Expanding on her highly successful process for doubling daily word counts, this book, a combination of reworked blog posts and new material, offers practical writing advice for anyone who’s ever longed to increase their daily writing output. In addition to updated information for Rachel’s popular 2k to 10k writing efficiency process, 5 step plotting method, and easy editing tips, this new book includes chapters on creating characters that write their own stories, practical plot structure, and learning to love your daily writing. Full of easy to follow, practical advice from a commercial author who doesn’t eat if she doesn’t produce good books on a regular basis, 2k to 10k focuses not just on writing faster, but writing better, and having more fun while you do it.
I’ve been reading a few books on writing lately and when this one popped up as being read by some of my Goodreads friends, I thought I’d give it a go. Who doesn’t want to go from 2K to 10K?!

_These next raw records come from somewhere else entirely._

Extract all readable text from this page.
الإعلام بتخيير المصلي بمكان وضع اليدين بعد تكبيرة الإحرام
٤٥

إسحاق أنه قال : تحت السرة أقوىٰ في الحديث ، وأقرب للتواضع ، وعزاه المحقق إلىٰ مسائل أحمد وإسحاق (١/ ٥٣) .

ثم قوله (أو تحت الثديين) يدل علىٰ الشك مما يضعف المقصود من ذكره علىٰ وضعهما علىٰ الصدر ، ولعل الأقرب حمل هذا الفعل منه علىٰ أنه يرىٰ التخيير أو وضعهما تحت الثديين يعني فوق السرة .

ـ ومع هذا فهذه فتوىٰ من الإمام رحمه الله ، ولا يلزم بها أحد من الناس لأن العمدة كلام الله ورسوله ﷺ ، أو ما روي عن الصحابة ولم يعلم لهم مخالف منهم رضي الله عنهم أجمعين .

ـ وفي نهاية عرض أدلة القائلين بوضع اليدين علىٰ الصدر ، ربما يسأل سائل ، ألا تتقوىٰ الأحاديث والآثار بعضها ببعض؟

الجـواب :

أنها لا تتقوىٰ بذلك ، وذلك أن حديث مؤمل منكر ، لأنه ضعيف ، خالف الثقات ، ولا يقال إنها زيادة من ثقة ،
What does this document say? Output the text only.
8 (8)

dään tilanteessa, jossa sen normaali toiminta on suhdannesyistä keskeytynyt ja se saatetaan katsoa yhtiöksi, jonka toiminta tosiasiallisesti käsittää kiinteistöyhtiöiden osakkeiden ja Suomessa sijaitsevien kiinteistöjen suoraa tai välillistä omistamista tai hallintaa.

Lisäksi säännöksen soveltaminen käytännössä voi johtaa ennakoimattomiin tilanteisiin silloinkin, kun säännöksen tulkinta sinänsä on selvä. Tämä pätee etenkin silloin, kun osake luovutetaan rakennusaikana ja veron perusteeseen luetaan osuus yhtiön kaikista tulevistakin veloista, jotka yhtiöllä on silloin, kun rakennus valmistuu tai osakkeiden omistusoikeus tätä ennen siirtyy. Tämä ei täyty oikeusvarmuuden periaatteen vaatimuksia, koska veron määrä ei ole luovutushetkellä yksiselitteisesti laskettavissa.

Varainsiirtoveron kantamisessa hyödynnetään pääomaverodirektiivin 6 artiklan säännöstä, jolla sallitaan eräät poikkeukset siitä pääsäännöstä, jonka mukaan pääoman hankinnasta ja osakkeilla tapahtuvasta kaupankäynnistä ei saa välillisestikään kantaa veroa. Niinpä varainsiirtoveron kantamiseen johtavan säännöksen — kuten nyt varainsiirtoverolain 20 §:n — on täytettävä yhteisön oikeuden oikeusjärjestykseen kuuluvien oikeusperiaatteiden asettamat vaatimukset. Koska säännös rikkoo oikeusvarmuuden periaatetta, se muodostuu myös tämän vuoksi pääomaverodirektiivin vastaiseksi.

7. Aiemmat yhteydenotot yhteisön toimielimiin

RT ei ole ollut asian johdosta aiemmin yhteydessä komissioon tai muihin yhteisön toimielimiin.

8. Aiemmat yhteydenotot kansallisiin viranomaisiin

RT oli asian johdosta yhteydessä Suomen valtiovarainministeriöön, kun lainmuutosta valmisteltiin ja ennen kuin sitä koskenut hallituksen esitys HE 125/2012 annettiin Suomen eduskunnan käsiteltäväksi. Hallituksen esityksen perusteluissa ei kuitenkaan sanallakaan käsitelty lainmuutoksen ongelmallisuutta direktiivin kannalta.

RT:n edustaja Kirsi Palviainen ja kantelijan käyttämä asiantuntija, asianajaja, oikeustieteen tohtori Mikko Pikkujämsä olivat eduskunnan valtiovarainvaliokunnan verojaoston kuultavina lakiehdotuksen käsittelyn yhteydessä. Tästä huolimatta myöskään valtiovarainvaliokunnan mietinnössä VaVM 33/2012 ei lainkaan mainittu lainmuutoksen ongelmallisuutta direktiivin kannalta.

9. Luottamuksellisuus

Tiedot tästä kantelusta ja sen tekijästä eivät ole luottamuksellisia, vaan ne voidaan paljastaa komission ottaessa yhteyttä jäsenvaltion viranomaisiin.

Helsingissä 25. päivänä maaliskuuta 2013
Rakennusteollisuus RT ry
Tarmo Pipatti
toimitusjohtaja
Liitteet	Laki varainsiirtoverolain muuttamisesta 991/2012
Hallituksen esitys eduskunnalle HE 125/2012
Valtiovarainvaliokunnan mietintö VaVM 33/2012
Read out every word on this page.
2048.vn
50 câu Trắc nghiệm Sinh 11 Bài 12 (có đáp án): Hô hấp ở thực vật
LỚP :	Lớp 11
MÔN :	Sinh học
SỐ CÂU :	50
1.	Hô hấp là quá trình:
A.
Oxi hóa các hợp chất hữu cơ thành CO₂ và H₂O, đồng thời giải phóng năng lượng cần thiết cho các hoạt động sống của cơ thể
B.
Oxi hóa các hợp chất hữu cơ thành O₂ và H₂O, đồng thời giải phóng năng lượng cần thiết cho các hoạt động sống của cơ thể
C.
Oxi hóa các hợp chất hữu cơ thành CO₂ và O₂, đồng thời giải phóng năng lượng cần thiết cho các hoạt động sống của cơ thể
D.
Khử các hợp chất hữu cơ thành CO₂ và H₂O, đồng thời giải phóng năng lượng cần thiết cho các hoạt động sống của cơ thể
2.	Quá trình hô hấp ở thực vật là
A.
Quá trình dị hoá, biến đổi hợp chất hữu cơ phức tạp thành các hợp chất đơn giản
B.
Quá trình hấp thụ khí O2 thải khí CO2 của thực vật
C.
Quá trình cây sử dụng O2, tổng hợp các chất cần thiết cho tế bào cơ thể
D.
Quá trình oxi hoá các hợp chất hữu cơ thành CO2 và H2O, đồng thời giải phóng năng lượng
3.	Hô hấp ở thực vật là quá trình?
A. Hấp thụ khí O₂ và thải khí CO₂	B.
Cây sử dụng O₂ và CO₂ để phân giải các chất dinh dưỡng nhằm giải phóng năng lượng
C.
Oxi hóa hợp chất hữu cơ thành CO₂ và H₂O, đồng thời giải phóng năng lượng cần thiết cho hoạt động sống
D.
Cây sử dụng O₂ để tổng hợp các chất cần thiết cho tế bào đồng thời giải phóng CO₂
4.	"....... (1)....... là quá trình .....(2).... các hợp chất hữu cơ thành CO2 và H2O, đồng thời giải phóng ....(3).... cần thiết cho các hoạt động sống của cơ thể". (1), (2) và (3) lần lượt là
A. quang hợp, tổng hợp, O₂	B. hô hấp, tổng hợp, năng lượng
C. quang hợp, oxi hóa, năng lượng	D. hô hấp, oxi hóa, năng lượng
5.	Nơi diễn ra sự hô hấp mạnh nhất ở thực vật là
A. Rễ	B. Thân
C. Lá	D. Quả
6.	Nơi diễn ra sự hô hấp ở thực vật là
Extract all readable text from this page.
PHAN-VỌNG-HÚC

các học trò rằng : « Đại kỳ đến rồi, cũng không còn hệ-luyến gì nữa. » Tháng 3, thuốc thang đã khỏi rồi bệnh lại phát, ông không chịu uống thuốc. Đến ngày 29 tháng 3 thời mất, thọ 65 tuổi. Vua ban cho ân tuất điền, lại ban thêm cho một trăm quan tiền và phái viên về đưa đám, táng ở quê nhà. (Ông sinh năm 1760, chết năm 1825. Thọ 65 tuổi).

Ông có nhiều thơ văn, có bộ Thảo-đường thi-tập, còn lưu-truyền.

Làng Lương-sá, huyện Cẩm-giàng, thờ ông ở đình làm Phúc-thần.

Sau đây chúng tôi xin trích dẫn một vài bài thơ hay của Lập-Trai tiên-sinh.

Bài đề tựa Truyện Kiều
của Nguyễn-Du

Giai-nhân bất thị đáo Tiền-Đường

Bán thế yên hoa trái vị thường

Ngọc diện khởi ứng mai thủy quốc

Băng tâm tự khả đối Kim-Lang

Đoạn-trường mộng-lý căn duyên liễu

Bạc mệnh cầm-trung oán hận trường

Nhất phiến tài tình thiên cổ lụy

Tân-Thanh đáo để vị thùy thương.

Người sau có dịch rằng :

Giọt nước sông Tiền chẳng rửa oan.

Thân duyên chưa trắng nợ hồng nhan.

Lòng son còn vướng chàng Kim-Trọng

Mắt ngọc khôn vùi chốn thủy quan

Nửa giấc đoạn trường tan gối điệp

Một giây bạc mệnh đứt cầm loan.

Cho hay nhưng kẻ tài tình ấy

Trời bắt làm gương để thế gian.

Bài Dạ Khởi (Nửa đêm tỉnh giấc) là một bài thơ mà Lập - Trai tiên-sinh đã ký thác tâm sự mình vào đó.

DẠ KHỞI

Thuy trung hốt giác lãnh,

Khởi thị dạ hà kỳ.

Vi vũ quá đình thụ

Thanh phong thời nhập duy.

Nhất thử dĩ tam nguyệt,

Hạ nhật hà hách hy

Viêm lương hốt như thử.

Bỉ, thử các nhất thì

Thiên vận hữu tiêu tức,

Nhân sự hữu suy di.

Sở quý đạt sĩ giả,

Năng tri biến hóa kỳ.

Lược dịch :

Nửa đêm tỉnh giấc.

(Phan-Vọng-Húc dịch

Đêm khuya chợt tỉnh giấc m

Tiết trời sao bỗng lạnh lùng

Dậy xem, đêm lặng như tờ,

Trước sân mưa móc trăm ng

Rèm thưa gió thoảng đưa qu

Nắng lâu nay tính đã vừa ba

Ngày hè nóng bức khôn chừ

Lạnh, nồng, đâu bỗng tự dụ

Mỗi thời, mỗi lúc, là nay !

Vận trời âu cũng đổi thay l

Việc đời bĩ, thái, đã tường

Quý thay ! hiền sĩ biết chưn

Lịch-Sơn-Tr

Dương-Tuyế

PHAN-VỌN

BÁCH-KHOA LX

Aaron describes her method for making your writing sessions more productive and greatly increasing your word count. It’t not just about churning out words either, but focusses on how to get quality as well as increase the quantity. As well as her method she’s developed, Aaron talks about her own plotting process and how to keep editing as painless as possible too.
Aaron’s method is actually pretty simple and sounds kind of obvious when you read it, but I realised I wasn’t doing these things and it could really be holding my writing back. The bit I thought was the most useful was the Knowledge part: knowing what you’re going to write before you sit down and write it. I’ve always been a bit of a pantser and it gets me into trouble when it comes to editing or just having plot that makes sense… Aside from plotting on a larger scale, Aaron suggests you plan what you’re going to write in a session before you do it, so you’re not doing the hard part as you’re writing and making it up as you go along.
As I’ve been stuck in a bit of editing hell recently, I was really interested in the section on editing. It made me realise that a lot of my problems are plotting based – again, another problem with being a pantser – and that editing would be made easier if I plotted better (good work Captain Hindsight, but at least it’ll help me next time). I also liked the idea of editing being a skill just as writing is, that you should practice every day.
I found this book really helpful and I think it’s one that I’ll be dipping in and out of frequently. The only drawback was there were quite a few typos/spelling and grammatical errors, and that irritated me, especially when she was talking about editing your work/checking for errors etc!
While an individual’s writing processes are subjective and not everything works for everyone, there’s a lot here that really makes sense and I’d definitely recommend giving her suggestions a go. It’s a really cheap Kindle book and I think there’ll be something in there for everyone.